Direita, esquerda e depois esquerda de novo, e a Klara finalmente falou.
- Deveríamos fugir. - Essa afirmação era quase um bom dia na boca da minha amiga.
- Vamos, agora! Eu dirijo. - Eu respondia todas as vezes, antes de rirmos juntas, virando a última direita, antes do centro do labirinto.
Bancos e sombras eram dispostos ali e já tínhamos conversado sobre só nós duas conhecermos aquele lugar muitas vezes, porque nunca tínhamos encontrado ninguém ali naqueles anos todos.
- Terminei com o Fábio ontem. - Falei enquanto me sentava no banco de sempre.
O choque na expressão da Klara me fez sorrir, o sorriso mais triste que eu tinha no meu repertório, antes de esclarecer. - Durou 5 minutos. A Dona Elza chegou e me fez implorar por perdão por uma hora. - A minha amiga bufou e finalmente se sentou, deitando a cabeça no meu ombro.
- Poderíamos mesmo fugir. - Ela falou sério dessa vez.
- Klarinha… - Eu comecei mas ela me encarou, antes de continuar.
- Estou falando sério. É injusto demais você ser obrigada a viver a vida inteira com um homem escroto como ele, apenas por dinheiro.
- O legado da família Mantovani ou a minha felicidade? - Perguntei, usando muito sarcasmo. - Os meus pais adorariam.
- Eu estou falando sério. - Ela falou com firmeza. - Assim que você se formar, eu me comprometo a patrocinar a sua fuga para qualquer lugar no mundo, e você pode começar do zero…
- Klarinha, eu gostaria que fosse simples assim. - Refleti por um momento.
Se a questão fosse apenas a minha mãe, eu partiria agora mesmo, mas não era. Eu via, dia após dia, o meu pai definhando e se afundando mais e mais na própria vida, dentro do próprio vício. Eu partiria, sendo a única esperança de resolver os próprios erros e ele não suportaria.
Eu seria culpada pela morte do meu pai.
- São apenas 10 anos e dois filhos. - Falei para ela, o que eu sempre pensava. - Depois posso separar.
O contrato que estabelecemos não seria eterno. Eu precisava ficar casada por 10 anos e gerar dois herdeiros, e depois eu estava livre. - Nem vamos perceber o tempo passar. - A minha amiga nunca comprava o meu argumento, e estava pronta para começar a traçar um plano, quando o celular dela vibrou e toda a feição dela mudou. Gratidão foi o sentimento que me tomou, ao ver os olhos dela brilhando para a mensagem que recebeu.
- Vá logo. - Mandei, sabendo exatamente onde a minha amiga passaria a próxima hora. - Ela não vai te esperar para sempre. - Sussurrei e ela sorriu, como uma criança prestes a aprontar.
- Ela é uma delicia. - Ela justificou. - Mas, você precisa muito de mim.

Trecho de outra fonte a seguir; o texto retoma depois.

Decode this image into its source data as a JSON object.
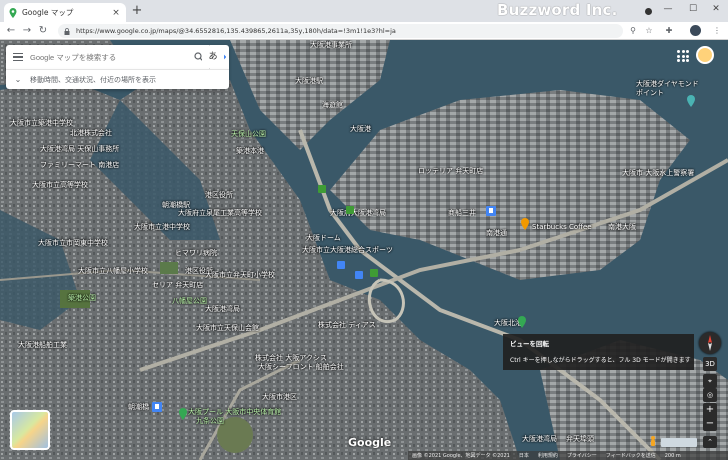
{
  "browser": {
    "tab_title": "Google マップ",
    "new_tab": "+",
    "tab_close": "×",
    "url": "https://www.google.co.jp/maps/@34.6552816,135.439865,2611a,35y,180h/data=!3m1!1e3?hl=ja",
    "watermark": "Buzzword Inc.",
    "win_min": "—",
    "win_max": "☐",
    "win_close": "✕"
  },
  "search": {
    "placeholder": "Google マップを検索する",
    "lang_button": "あ",
    "suggestion": "移動時間、交通状況、付近の場所を表示"
  },
  "map_labels": [
    {
      "text": "大阪港事業所",
      "cls": ""
    },
    {
      "text": "大阪港駅",
      "cls": ""
    },
    {
      "text": "海遊館",
      "cls": ""
    },
    {
      "text": "大阪港",
      "cls": ""
    },
    {
      "text": "大阪港ダイヤモンド\nポイント",
      "cls": ""
    },
    {
      "text": "大阪市 大阪水上警察署",
      "cls": ""
    },
    {
      "text": "天保山公園",
      "cls": "g"
    },
    {
      "text": "北港株式会社",
      "cls": ""
    },
    {
      "text": "築港本港",
      "cls": ""
    },
    {
      "text": "ファミリーマート 南港店",
      "cls": ""
    },
    {
      "text": "大阪港湾局 天保山事務所",
      "cls": ""
    },
    {
      "text": "大阪市立高等学校",
      "cls": ""
    },
    {
      "text": "大阪市立市岡東中学校",
      "cls": ""
    },
    {
      "text": "大阪府立泉尾工業高等学校",
      "cls": ""
    },
    {
      "text": "ヒマワリ病院",
      "cls": ""
    },
    {
      "text": "港区役所",
      "cls": ""
    },
    {
      "text": "大阪市立港中学校",
      "cls": ""
    },
    {
      "text": "築港公園",
      "cls": "g"
    },
    {
      "text": "大阪港船舶工業",
      "cls": ""
    },
    {
      "text": "大阪市立築港中学校",
      "cls": ""
    },
    {
      "text": "港区役所",
      "cls": ""
    },
    {
      "text": "大阪港湾局",
      "cls": ""
    },
    {
      "text": "八幡屋公園",
      "cls": "g"
    },
    {
      "text": "セリア 弁天町店",
      "cls": ""
    },
    {
      "text": "大阪市立天保山会館",
      "cls": ""
    },
    {
      "text": "株式会社 ディアス",
      "cls": ""
    },
    {
      "text": "大阪ドーム",
      "cls": ""
    },
    {
      "text": "大阪市立大阪港総合スポーツ",
      "cls": ""
    },
    {
      "text": "大阪市立弁天町小学校",
      "cls": ""
    },
    {
      "text": "大阪府大阪港湾局",
      "cls": ""
    },
    {
      "text": "株式会社 大阪アクシス",
      "cls": ""
    },
    {
      "text": "大阪シーフロント 船舶会社",
      "cls": ""
    },
    {
      "text": "朝潮橋",
      "cls": ""
    },
    {
      "text": "大阪市立八幡屋小学校",
      "cls": ""
    },
    {
      "text": "朝潮橋駅",
      "cls": ""
    },
    {
      "text": "大阪プール 大阪市中央体育館",
      "cls": "g"
    },
    {
      "text": "南港大阪",
      "cls": ""
    },
    {
      "text": "ロッテリア 弁天町店",
      "cls": ""
    },
    {
      "text": "Starbucks Coffee",
      "cls": ""
    },
    {
      "text": "商船三井",
      "cls": ""
    },
    {
      "text": "南港通",
      "cls": ""
    },
    {
      "text": "大阪市港区",
      "cls": ""
    },
    {
      "text": "九条公園",
      "cls": "g"
    },
    {
      "text": "弁天埠頭",
      "cls": ""
    },
    {
      "text": "大阪港湾局",
      "cls": ""
    },
    {
      "text": "大阪北港",
      "cls": ""
    }
  ],
  "tooltip": {
    "title": "ビューを回転",
    "body": "Ctrl キーを押しながらドラッグすると、フル 3D モードが開きます"
  },
  "controls": {
    "btn_3d": "3D",
    "zoom_in": "+",
    "zoom_out": "−",
    "expand": "⌃"
  },
  "footer": {
    "google": "Google",
    "attribution": "画像 ©2021 Google、地図データ ©2021",
    "country": "日本",
    "terms": "利用規約",
    "privacy": "プライバシー",
    "feedback": "フィードバックを送信",
    "scale": "200 m"
  },
  "colors": {
    "water": "#3a5868",
    "land": "#5a6064",
    "pin_blue": "#4285f4",
    "pin_green": "#34a853",
    "pin_orange": "#f29900"
  }
}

- Eu ainda estarei aqui quando você terminar de gözar. - Dei de ombros e ela riu alto.
Klara Castanho tinha um segredo que faria o pai dela ter uma ataque. Se ser minha amiga quase deixava o homem malucö, imagina saber que ela era completamente apaixonada por uma das sócias dele?
Klara e Karina mantinham um caso de amor fazia uns 2 anos, e nunca poderia ser revelado, e em eventos como esse, elas sempre se enfiavam nos cantos mais escondidos…

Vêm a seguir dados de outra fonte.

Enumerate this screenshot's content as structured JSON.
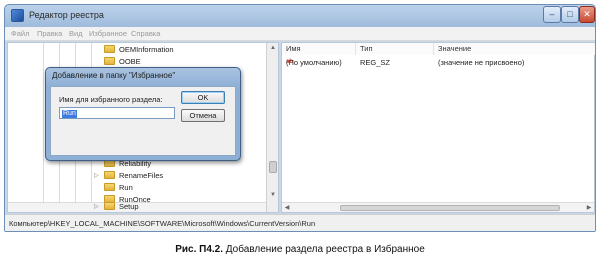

- Eu prometo não demorar. - Ela falou, ficando de pé.
- Não prometa. - Pedi, antes que ela me desse um beijo estalado no rosto e saísse em disparada por onde viemos, me deixando sozinha com os meus pensamentos.
Por sorte, eu trouxe um livro e estava sorrindo ao correr para o banco com sombra, para aproveitar pelo menos uma hora inteira sozinha, em outro mundo.

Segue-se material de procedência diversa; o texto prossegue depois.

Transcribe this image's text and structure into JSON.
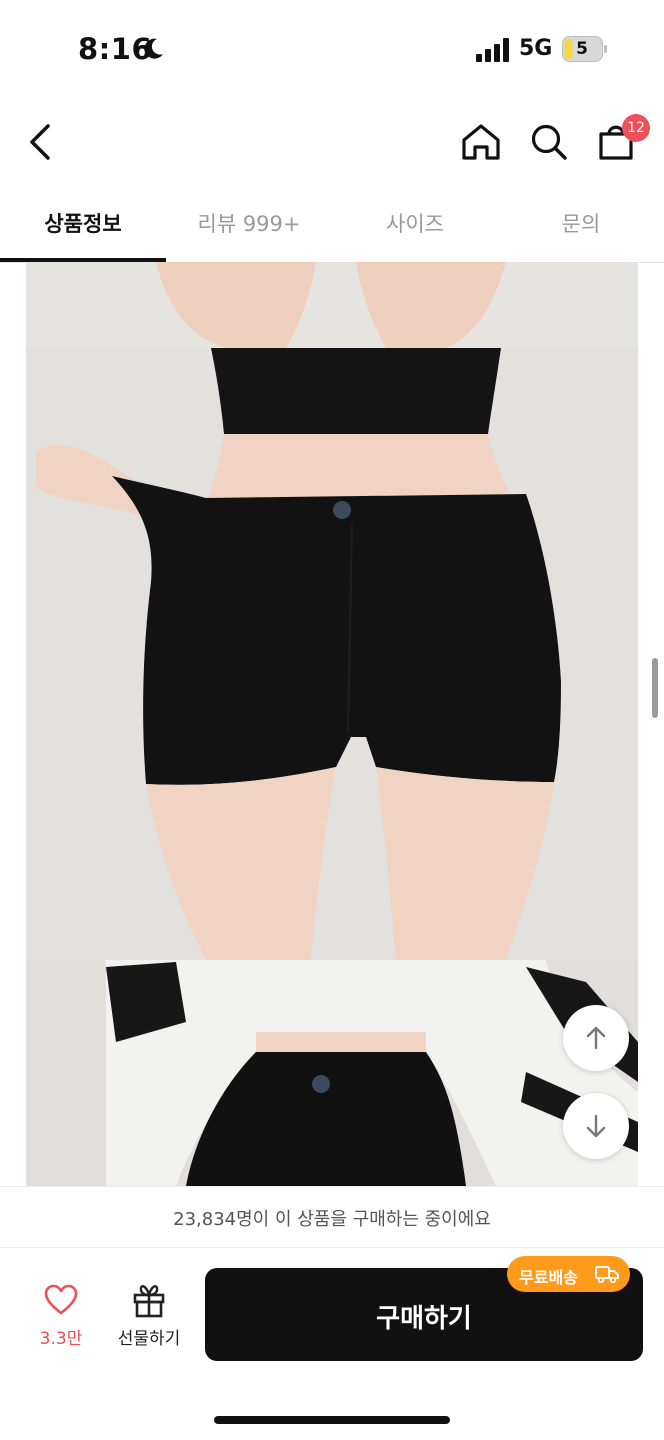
{
  "status_bar": {
    "time": "8:16",
    "network": "5G",
    "battery": "5"
  },
  "nav": {
    "cart_count": "12"
  },
  "tabs": [
    {
      "label": "상품정보",
      "active": true
    },
    {
      "label": "리뷰 999+",
      "active": false
    },
    {
      "label": "사이즈",
      "active": false
    },
    {
      "label": "문의",
      "active": false
    }
  ],
  "buyers_banner": "23,834명이 이 상품을 구매하는 중이에요",
  "bottom_bar": {
    "like_count": "3.3만",
    "gift_label": "선물하기",
    "buy_label": "구매하기",
    "badge_label": "무료배송"
  },
  "colors": {
    "accent_red": "#ef4f58",
    "badge_orange": "#ff9a1a",
    "button_black": "#111111"
  },
  "icons": [
    "back-icon",
    "home-icon",
    "search-icon",
    "cart-icon",
    "heart-icon",
    "gift-icon",
    "arrow-up-icon",
    "arrow-down-icon",
    "truck-icon",
    "moon-icon",
    "signal-icon",
    "battery-icon"
  ]
}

Não sei por quanto tempo eu li, mas não demorou para eu ouvir alguém se aproximando.
O meu corpo inteiro tremeu e eu precisei apertar as pernas para não demonstrar o choque que me correu ao encarar o homem que entrou no centro do labirinto.
Com olhos famintos na minha direção.
Olhos que estavam no meu sonho da noite passada.